Only three large expanses of lowland forest remain in these regions: Amazon, the Congo Basin, and New Guinea.
Tropical dry forests are even more threatened, as they typically have more suitable climates and soils for agriculture, livestock ranching, and human settlements, than do rainforest areas.
Only 7 examples of temperate rainforests exist world-wide, including the Valdivian forests of Chile and Argentina and the temperate forests of Tasmania.
Freshwater and Marine Ecoregions
All include representation of major wetlands and wetland habitat. Freshwater systems are uniquely vulnerable, and the species they harbour are increasingly threatened by the conversion of wetlands into croplands and the millions of dams which restrict water flows around the world.
Over half of the Global 200 freshwater ecoregions (53%) are critical or endangered and nearly a quarter (23%) are considered vulnerable. If the possible impacts of the greenhouse effect on the Earth's atmosphere are factored in, the position is yet more grave, with many of the regions, which are otherwise considered relatively stable or intact, subject to increasing levels of threat.

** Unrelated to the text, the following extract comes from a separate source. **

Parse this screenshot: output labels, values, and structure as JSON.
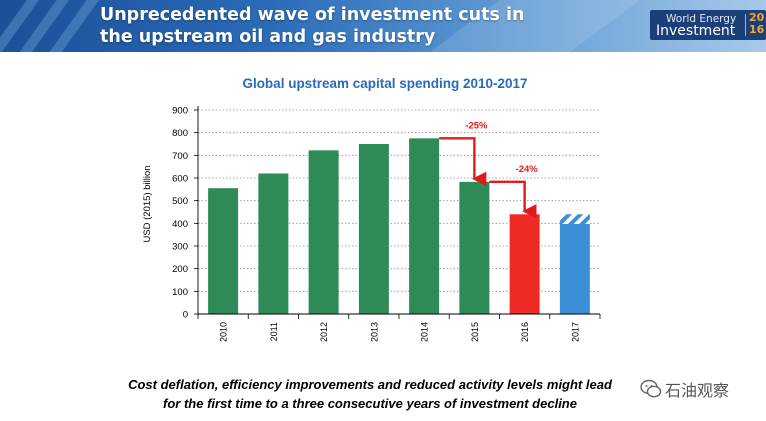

For Marine Ecoregions, the analysis includes representation of five major habitat types from each of the four marine biogeographic realms: Atlantic, Indo-Pacific, Arctic, and Southern Ocean. Worldwide, aquatic ecosystems are even more imperilled than their terrestrial counterparts.
Coral Reefs in Southeast Asia
They sustain innumerable coastal communities world-wide and have great economic, social and cultural importance to nations and entire regions.
They are also among the most biologically productive and diverse ecosystems in the world, and serve as indicators of environmental health.
Climate Change & The Global 200
In many regions, trees and other vegetation may not be able to shift their distributions fast enough to keep pace with the changing climate - specifically temperature change in this case.
These regions include the great boreal forests of Russia and Canada, and the savannahs of southern Africa.